The Board of Directors holds meeting every four months, whereas the Supervisory Commission will hold meetings every four months. Joint meetings or temporary meetings are held as needed. Notice should be given in writing seven days before the above meetings convene, with the exception of temporary meetings. Resolutions at these meetings may be passed only with the agreement of more than half the number of members of the Board or Commission present.

Article 30:

Members of the Board of Directors and the Supervisory Commission must attend meetings of the relevant bodies. Other individuals may not be delegated to attend the meetings on behalf of members of the Board of Directors or the Supervisory Commission. Two consecutive absences without good reason may be considered as resignation from the Board or Commission.
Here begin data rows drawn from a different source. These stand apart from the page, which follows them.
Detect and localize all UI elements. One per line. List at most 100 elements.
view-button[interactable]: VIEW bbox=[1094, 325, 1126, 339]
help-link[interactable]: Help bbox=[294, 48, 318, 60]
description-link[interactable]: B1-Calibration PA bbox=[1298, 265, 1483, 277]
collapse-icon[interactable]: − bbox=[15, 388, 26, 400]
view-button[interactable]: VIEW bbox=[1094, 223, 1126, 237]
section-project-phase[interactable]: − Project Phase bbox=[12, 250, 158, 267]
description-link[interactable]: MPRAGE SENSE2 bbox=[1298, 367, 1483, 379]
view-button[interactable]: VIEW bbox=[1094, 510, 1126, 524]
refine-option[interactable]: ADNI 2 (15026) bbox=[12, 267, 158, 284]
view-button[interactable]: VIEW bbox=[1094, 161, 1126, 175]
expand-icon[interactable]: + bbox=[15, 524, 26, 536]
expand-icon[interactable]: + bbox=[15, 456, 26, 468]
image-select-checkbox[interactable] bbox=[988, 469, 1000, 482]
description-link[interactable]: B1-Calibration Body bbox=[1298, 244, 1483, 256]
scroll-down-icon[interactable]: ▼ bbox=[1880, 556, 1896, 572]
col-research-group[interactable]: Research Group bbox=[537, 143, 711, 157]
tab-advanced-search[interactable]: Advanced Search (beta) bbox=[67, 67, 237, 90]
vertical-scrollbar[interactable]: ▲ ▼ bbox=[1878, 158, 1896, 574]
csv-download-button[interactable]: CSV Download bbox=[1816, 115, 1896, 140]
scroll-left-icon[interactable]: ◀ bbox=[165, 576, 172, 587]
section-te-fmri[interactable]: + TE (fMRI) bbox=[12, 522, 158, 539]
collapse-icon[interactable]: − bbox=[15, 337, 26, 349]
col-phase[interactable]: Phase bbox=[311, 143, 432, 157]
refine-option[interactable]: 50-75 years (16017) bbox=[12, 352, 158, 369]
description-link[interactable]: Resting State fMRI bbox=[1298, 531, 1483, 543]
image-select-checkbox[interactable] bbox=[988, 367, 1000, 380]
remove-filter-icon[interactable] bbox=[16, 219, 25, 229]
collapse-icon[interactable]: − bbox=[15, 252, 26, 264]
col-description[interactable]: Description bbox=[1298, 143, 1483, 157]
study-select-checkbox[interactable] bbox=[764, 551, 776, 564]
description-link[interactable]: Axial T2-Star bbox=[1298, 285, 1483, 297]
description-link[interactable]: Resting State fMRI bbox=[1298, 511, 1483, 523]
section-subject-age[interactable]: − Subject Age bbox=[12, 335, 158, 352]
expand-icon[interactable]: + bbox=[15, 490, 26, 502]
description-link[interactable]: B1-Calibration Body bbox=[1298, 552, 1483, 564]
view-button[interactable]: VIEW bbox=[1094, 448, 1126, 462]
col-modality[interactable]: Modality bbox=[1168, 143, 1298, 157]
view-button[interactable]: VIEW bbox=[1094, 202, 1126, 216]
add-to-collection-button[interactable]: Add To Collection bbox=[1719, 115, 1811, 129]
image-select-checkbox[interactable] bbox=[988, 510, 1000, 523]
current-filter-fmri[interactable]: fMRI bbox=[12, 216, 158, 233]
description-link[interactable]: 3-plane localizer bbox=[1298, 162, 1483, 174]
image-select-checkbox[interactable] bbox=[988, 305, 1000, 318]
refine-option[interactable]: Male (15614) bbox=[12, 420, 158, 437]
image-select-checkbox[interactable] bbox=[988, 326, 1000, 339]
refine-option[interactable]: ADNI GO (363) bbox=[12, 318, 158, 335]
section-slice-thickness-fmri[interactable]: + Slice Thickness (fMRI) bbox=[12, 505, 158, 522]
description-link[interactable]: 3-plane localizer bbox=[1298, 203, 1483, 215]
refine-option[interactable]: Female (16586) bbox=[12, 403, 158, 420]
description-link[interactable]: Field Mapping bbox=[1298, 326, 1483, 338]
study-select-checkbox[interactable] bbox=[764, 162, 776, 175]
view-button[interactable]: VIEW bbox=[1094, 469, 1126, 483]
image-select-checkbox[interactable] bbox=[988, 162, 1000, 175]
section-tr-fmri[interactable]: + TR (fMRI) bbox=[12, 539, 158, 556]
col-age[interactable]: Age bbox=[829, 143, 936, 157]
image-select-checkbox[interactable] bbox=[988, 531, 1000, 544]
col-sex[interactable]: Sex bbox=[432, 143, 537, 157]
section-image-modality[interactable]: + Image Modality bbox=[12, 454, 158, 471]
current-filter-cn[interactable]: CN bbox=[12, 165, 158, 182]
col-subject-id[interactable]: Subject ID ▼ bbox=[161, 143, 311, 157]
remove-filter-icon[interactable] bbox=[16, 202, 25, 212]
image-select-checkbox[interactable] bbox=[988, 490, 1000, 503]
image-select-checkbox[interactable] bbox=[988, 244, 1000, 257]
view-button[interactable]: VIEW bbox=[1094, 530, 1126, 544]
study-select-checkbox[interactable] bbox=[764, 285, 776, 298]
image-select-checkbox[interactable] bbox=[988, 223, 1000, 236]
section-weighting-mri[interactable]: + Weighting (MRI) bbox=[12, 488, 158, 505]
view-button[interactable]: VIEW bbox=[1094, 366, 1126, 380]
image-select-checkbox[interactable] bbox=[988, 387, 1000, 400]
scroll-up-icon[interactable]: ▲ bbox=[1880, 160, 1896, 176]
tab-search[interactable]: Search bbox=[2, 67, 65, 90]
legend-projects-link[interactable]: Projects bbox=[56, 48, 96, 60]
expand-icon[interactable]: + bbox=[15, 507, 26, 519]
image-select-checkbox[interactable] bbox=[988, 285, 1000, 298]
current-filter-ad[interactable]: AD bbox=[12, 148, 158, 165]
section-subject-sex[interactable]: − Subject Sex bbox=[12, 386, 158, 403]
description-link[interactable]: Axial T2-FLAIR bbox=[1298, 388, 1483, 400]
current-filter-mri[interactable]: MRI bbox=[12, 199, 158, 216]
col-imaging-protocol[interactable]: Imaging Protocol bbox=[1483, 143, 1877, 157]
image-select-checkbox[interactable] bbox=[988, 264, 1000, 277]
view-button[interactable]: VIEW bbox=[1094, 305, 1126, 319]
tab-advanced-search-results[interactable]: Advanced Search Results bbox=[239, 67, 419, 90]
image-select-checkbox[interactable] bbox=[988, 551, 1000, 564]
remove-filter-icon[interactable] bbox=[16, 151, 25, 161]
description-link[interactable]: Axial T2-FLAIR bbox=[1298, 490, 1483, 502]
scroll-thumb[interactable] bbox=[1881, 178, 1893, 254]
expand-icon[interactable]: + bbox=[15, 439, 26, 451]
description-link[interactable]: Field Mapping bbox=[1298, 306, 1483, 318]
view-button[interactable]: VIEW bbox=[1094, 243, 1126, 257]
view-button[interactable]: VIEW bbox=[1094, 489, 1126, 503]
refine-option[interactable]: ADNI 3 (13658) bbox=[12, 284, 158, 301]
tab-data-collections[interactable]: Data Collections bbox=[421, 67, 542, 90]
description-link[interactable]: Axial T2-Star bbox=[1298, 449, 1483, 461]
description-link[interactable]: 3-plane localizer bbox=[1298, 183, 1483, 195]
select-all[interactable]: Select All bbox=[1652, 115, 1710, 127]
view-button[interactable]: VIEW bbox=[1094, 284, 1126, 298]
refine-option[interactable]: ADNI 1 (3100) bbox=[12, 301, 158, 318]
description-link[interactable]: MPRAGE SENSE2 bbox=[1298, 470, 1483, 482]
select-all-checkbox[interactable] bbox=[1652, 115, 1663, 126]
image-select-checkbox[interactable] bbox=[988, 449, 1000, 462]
Chapter 5: Funding and Accounting

Article 31:

The Sources of the Society’s Funds:
  1. An entrance fee: NTD$1500 is applicable when regular or specialist membership is conferred;
  2. An annual fee: Annual fees for the regular and specialist members are NTD$1000;
  3. Supplementary fees;
  4. Voluntary donations;
  5. Request incomes;
  6. Interests or dividends from the funds;
  7. Other income.

Article 32:

The Society’s fiscal year is from January l to December 31.

Article 33:

Two months before the end of each year, the budget and final accounts compiled by the Society must be submitted to the Board of Directors for approval, and then reported to the relevant authorities after being passed at a general meeting of the members (members’ representatives). If a general meeting of the members (members’ representatives) cannot be convened in time, the Board of Directors and Supervisory Commission may pass a resolution to report to the relevant authorities first, and later report to the general meeting for retroactive endorsement; however, in this case the final accounts must first be submitted to the Supervisory Commission for examination, and the results of this examination must be reported at the general meeting of the members (members’ representatives).

Article 34:

Any assets or other holdings remaining after the Society is dissolved become the property of local autonomous bodies or the organizations stipulated by the authorities.

Chapter 6: Supplementary Regulations

Article 35:

Any matters not covered in these regulations are to be handled in accordance with the relevant ordinances.

Article 36:

The detailed regulations of the Society are determined by the Board of Directors.

Article 37:

These regulations have been passed by resolution at the Council of Members’ Representatives and submitted to the relevant authorities for approval. Any changes of these regulations must be handled by the same procedures.

Article 38:

Resolution to adopt the regulations passed at the first general meeting of the members, February 20th, 2011. Recorded and approved by the Ministry of the Interior; Document No. tai nei she tzu xxxxxx.